The Redskins lost practice squad wide receiver Simmie Cobbs this week after the New Orleans Saints claimed the undrafted rookie.
On its own, that's not major news. Cobbs showed promise in training camp and many around Redskins Park believe he has made a lot of progress working on the scout team this fall.
Losing practice squad players happens, but the circumstances around Cobbs' departure are unique. For starters, the Redskins tried to keep Cobbs, but he decided to leave for New Orleans anyway.
On the surface, that move is obvious: Play with Drew Brees on a Super Bowl contender or play with a fourth-string QB on a team riding a four-game losing streak.
Dig deeper, however, and it's not that simple. None of this is.
Cobbs chose to go to a new team and a new city rather than the squad that signed him out of Indiana University.
Cobbs chose to learn a new playbook and new terminology with just three weeks remaining in the regular season rather than play in the offense he knows and has been practicing since May.
As Cobbs explained, it bothered him that the Redskins did not want to sign him until New Orleans made a move. He called it a "no-brainer" to go to New Orleans.
New Saints rookie WR Simmie Cobbs Jr.: "No brainer to come here." pic.twitter.com/65I7QZDm3d— NOLA.com Saints News (@SaintsNOW) December 14, 2018
Frankly, Cobbs is right.
For weeks, the Redskins have carried a bizarre five running backs on their 53-man roster, even as injuries forced significant churn on the offensive line. Washington has not kept more than three running backs active on game day, yet two more sit occupying roster spots. Adrian Peterson and Chris Thompson are absolute roster locks, but beyond that, none of the other rostered players have performed in a manner forcing the 'Skins to keep them.
Samaje Perine has only been active four games this season, and those were mostly due to injury. He has five carries this year. The Redskins decided to use one of their two injured reserve return designations for Byron Marshall, who has three carries on the season and is best known at this point for a key block he missed on the play that broke Alex Smith's leg. Kapri Bibbs has played relatively well in limited work, but in last week's loss to the Giants, he was inactive with Perine.
Add all of that up and it appears the Redskins have at least one more running back than they need. In their defense, Thompson's lingering ribs injury forced Washington to play it safe at running back for a number of weeks, but Thompson has now been back on the field for the last two games.

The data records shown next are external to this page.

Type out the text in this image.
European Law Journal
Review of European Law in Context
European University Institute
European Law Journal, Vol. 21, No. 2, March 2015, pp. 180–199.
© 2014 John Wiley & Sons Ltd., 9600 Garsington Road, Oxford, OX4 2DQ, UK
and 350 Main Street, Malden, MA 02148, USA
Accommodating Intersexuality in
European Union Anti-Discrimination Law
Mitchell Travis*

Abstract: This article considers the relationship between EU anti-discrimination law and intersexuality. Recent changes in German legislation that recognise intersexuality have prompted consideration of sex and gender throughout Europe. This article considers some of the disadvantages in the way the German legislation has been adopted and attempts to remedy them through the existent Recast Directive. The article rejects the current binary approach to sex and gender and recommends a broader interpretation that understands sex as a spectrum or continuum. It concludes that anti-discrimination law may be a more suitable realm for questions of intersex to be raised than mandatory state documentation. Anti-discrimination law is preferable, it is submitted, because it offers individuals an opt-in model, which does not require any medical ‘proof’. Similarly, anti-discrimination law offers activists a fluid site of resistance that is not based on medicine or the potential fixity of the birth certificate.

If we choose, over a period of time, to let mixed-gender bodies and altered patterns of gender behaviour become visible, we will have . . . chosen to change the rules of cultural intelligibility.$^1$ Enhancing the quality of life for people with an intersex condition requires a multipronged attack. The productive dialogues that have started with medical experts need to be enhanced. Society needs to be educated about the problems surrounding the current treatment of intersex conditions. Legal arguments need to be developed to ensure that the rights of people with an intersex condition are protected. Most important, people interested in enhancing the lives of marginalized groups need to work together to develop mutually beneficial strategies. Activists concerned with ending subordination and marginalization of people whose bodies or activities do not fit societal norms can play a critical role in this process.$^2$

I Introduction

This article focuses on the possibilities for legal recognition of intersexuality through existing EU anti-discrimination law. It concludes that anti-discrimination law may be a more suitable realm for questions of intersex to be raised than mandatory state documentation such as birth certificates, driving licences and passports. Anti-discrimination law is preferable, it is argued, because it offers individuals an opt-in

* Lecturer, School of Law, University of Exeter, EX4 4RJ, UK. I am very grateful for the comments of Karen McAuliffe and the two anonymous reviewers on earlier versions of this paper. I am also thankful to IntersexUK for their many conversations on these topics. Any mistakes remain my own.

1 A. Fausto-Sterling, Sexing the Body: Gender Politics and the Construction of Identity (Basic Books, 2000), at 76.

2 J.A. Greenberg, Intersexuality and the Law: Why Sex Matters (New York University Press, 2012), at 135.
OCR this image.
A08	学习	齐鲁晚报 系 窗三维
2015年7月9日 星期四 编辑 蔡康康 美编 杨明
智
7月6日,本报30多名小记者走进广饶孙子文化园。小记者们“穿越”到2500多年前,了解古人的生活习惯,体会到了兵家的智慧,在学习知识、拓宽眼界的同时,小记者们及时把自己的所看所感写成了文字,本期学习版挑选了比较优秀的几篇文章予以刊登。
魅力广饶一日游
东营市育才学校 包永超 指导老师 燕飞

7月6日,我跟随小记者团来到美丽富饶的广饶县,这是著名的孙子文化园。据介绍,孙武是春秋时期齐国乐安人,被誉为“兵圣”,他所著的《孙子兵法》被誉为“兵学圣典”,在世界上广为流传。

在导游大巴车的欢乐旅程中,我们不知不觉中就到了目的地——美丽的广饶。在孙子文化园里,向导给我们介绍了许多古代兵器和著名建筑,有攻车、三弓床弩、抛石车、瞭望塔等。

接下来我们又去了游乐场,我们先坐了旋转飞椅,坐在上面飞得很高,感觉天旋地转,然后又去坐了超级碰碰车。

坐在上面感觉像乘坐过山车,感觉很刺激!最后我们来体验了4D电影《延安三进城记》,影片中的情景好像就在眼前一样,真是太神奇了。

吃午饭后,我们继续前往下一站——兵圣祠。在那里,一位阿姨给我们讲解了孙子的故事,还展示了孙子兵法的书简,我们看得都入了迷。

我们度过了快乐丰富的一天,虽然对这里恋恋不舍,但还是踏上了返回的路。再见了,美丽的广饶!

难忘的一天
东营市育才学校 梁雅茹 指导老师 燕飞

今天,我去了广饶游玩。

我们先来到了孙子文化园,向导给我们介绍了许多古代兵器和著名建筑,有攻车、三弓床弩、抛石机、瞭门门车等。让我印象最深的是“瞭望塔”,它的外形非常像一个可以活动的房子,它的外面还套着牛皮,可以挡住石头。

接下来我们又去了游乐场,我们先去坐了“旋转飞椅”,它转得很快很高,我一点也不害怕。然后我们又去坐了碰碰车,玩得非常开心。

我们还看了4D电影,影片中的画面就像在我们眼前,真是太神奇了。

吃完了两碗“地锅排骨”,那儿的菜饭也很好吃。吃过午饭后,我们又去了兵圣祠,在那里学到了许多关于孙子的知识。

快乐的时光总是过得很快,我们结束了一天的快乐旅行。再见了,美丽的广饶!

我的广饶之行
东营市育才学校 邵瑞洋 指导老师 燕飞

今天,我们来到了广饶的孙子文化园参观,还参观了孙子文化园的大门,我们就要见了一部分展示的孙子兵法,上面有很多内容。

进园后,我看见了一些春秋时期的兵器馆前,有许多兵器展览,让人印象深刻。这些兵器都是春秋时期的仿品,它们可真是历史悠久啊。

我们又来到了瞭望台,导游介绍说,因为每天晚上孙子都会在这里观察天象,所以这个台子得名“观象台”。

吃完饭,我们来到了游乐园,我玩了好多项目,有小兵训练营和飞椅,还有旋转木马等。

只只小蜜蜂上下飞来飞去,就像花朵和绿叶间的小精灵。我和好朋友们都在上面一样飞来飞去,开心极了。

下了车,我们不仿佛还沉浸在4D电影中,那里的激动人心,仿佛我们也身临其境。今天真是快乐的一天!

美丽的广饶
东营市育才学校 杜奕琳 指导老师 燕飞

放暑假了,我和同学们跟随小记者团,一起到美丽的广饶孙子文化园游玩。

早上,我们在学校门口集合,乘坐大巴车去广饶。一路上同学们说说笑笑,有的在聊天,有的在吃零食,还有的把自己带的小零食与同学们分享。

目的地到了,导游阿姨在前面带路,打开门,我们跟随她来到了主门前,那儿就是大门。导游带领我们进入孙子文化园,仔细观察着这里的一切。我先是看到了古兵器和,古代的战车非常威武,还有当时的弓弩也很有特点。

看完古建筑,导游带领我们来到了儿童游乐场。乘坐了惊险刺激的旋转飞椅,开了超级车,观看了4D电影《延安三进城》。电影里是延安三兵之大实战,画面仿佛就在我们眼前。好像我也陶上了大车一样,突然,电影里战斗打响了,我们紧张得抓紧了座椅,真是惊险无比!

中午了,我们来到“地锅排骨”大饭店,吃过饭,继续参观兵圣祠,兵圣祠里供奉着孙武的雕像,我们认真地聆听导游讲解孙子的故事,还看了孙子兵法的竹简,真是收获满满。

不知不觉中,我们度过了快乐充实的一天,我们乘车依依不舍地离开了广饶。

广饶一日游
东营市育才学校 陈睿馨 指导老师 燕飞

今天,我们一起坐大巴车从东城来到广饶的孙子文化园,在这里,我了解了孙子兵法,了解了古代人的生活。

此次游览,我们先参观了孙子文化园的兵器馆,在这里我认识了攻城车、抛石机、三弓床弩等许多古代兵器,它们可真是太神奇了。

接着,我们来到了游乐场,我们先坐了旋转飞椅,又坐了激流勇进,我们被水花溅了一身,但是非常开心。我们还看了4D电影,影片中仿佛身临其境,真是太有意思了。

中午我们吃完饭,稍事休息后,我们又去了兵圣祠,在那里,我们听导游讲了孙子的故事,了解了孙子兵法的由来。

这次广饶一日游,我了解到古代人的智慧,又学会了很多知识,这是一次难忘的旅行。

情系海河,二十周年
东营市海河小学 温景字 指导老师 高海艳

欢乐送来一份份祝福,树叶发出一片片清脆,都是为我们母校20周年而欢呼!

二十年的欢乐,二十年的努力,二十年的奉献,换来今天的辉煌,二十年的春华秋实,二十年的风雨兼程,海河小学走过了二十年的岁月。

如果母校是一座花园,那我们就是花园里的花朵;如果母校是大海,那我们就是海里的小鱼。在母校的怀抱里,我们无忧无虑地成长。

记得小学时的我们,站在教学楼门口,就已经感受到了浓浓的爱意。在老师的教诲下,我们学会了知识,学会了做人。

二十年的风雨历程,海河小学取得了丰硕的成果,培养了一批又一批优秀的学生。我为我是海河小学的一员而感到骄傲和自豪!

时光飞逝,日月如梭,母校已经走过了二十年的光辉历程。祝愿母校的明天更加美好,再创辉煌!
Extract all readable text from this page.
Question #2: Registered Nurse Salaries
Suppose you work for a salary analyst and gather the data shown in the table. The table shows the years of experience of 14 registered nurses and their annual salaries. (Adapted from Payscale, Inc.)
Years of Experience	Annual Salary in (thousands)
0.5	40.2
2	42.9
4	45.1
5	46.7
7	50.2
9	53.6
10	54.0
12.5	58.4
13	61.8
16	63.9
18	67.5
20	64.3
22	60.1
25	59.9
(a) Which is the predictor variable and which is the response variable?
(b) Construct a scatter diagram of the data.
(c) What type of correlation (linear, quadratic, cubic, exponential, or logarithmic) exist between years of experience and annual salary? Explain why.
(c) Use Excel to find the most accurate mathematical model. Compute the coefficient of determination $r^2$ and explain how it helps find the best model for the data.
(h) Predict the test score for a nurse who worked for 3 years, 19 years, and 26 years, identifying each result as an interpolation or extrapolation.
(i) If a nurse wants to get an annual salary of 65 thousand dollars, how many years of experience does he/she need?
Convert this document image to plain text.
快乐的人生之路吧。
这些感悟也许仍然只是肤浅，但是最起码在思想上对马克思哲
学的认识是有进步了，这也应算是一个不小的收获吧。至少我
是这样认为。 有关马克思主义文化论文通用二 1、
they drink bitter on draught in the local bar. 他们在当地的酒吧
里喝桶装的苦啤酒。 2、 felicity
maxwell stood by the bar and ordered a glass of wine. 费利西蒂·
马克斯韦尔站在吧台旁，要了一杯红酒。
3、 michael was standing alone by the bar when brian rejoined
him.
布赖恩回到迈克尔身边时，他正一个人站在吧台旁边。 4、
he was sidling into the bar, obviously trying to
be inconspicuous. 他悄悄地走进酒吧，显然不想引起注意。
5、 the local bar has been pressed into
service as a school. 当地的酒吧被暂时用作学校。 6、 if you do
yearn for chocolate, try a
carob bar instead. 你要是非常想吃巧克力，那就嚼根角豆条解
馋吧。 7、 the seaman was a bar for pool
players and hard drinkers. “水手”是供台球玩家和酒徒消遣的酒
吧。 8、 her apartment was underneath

What does all of this mean for Cobbs?
Building a 53-man roster is like a jigsaw puzzle. Each piece must fit with the others, and players on the back end of the roster must be able to help on special teams.
Cobbs would fit that bill. And this week seemed like the obvious time to bring him up as Josh Doctson worked his way back from the concussion protocol and the team was carrying just five WRs total.
It's not like Washington was getting a lot of production at the receiver position anyway. Doctson's roster spot is locked in, as is Jamison Crowder's but after that are questions. Mauirce Harris has always shown great hands but he's been on and off the Redskins roster. Veteran Michael Floyd was a midseason addition that has five catches in 10 games. Brian Quick and Jehu Chesson are both primarily special teams players.
Cobbs, on the other hand, is an intriguing rookie with size and potential. The Redskins are 6-7, and while still in the hunt for the final Wild Card spot, the team is starting a fourth-string QB and playing their fifth and sixth-string guards.
Now isn't the time to take chances on an undrafted rookie; two weeks ago was.
Remember two weeks ago, when the Redskins only used 52 of 53 roster spots for a Monday night loss in Philadelphia? The team literally didn't fill out their full roster.
Let's not confuse Cobbs with Jerry Rice quite yet, but at the same time, let's look at the big picture.
The Redskins roster has been a mess due to injury, that's understandable. The team has been forced to carry more offensive linemen than expected, and the running back situation clearly dragged longer than the brass could have expected. At least, that's what fans should hope happened with the running back situation.
Regardless, the Redskins reluctance to give Cobbs a chance, even without much production or potential on the bottom of the WR depth chart, made his decision to join the Saints an easy one.